Decompression from vector of colors?

[gdalle]

Will never be used in practice with GreedyColoringAlgorithm, but one could imagine optimal colorings with JuMP, which would only output a vector of colors.

71 contains a LinearSystemColoringResult, which is part of the answer in the symmetric case.

[gdalle]

For star and acyclic colorings, we can actually reverse-engineer the set of stars / trees because they are 2-colored!!

[amontoison]

Is it not possible that a color is used in different stars? For the acyclic coloring, a color can be used in different trees.

[gdalle]

Yes, but if we iterate over all pairs of colors we get each tree or star exactly once. Quoting from the decompression paper:

A star coloring of a graph is a distance-1 coloring where, in addition, every path in the graph on four vertices (P4) is required to use at least three colors. An acyclic coloring of a graph is a distance-1 coloring with the further restriction that every cycle in the graph uses at least three colors. The names star and acyclic coloring are due to the structure of twocolored induced subgraphs. In a star-colored graph, a subgraph induced by any two color classes—sets of vertices having the same color—is a collection of stars.
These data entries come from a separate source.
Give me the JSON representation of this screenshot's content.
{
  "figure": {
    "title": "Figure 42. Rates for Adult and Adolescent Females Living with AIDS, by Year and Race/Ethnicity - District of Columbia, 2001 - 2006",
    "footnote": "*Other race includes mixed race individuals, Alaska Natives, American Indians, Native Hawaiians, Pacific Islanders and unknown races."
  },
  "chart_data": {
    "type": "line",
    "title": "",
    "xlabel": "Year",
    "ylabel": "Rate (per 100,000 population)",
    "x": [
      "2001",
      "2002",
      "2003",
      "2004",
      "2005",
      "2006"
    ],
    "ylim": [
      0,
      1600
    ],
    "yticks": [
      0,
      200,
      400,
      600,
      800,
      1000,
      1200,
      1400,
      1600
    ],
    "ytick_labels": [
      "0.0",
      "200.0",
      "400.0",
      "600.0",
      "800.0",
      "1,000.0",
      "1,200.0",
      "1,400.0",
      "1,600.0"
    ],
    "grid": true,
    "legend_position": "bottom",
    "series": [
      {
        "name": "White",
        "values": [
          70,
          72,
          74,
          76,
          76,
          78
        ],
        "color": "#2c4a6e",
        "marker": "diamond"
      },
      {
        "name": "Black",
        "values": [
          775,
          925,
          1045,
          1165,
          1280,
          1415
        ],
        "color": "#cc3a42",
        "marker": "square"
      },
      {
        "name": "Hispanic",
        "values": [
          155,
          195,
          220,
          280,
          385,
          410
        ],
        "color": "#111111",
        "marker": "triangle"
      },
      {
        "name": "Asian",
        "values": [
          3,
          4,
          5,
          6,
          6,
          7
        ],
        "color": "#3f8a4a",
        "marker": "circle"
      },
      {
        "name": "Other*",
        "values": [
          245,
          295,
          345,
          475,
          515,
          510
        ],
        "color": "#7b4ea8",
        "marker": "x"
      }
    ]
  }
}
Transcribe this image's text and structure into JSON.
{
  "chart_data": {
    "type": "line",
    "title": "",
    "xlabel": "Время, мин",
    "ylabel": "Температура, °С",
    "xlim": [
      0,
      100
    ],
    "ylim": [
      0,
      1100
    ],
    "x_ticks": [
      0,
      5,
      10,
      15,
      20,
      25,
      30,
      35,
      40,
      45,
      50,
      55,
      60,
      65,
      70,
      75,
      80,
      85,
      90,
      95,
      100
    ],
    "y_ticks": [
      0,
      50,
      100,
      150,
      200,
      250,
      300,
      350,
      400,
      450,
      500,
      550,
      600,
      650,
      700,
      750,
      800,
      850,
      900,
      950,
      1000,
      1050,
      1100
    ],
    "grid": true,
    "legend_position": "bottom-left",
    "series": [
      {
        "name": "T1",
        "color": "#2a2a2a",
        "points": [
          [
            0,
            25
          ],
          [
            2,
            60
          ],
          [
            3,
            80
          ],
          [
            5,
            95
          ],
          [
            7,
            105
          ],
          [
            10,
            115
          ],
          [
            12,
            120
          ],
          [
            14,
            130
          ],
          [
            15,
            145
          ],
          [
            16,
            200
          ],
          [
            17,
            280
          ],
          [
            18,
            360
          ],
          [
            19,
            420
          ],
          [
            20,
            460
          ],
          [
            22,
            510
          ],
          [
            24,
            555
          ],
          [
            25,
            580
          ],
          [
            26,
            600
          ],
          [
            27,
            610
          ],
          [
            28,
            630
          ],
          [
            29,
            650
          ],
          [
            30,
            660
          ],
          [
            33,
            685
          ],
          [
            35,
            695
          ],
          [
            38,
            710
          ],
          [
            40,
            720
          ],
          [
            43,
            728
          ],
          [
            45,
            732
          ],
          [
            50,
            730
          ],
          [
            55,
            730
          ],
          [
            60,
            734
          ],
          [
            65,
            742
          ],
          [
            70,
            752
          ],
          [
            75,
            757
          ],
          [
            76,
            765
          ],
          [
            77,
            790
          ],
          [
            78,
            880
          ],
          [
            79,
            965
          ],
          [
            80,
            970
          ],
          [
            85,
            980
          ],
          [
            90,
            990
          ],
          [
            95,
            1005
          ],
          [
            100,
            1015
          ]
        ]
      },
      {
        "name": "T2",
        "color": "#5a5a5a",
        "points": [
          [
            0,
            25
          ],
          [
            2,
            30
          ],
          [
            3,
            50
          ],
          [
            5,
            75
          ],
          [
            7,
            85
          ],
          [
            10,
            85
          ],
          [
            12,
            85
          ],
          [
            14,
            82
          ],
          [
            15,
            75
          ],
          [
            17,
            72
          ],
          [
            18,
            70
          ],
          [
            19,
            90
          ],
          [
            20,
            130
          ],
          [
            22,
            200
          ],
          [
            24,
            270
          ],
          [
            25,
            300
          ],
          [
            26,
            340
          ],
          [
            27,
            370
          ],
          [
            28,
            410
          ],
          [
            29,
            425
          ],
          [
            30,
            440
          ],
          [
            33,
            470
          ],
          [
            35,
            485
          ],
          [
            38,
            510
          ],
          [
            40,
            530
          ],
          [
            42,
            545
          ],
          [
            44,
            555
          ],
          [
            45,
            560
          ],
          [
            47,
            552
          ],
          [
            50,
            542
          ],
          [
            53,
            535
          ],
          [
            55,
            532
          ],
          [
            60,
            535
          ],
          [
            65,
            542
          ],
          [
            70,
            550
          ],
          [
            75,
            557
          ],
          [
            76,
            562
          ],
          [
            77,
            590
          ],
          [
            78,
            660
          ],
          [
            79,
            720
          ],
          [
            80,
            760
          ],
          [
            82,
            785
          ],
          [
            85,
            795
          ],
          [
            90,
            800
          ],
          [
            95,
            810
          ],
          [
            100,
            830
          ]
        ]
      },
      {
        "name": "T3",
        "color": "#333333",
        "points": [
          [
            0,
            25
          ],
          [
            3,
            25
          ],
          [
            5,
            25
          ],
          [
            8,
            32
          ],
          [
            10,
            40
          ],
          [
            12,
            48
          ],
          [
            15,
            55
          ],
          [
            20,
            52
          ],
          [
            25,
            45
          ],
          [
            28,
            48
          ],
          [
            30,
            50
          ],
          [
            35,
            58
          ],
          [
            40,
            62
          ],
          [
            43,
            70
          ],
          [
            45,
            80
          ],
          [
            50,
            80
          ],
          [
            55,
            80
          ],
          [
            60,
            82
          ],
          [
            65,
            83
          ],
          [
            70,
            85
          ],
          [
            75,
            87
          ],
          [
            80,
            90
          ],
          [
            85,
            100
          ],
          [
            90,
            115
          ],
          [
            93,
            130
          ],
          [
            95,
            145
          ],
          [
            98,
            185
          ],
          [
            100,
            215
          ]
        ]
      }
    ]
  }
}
A star is a complete bipartite graph in which one of the vertex sets consists of a single vertex, called the hub. The other vertices of the star are spokes. An edge is a degenerate case of a star, in which one vertex is the hub and the other, the spoke, assigned arbitrarily. Similarly, in an acyclically colored graph, a subgraph induced by any two color classes is a collection of trees, and thus acyclic.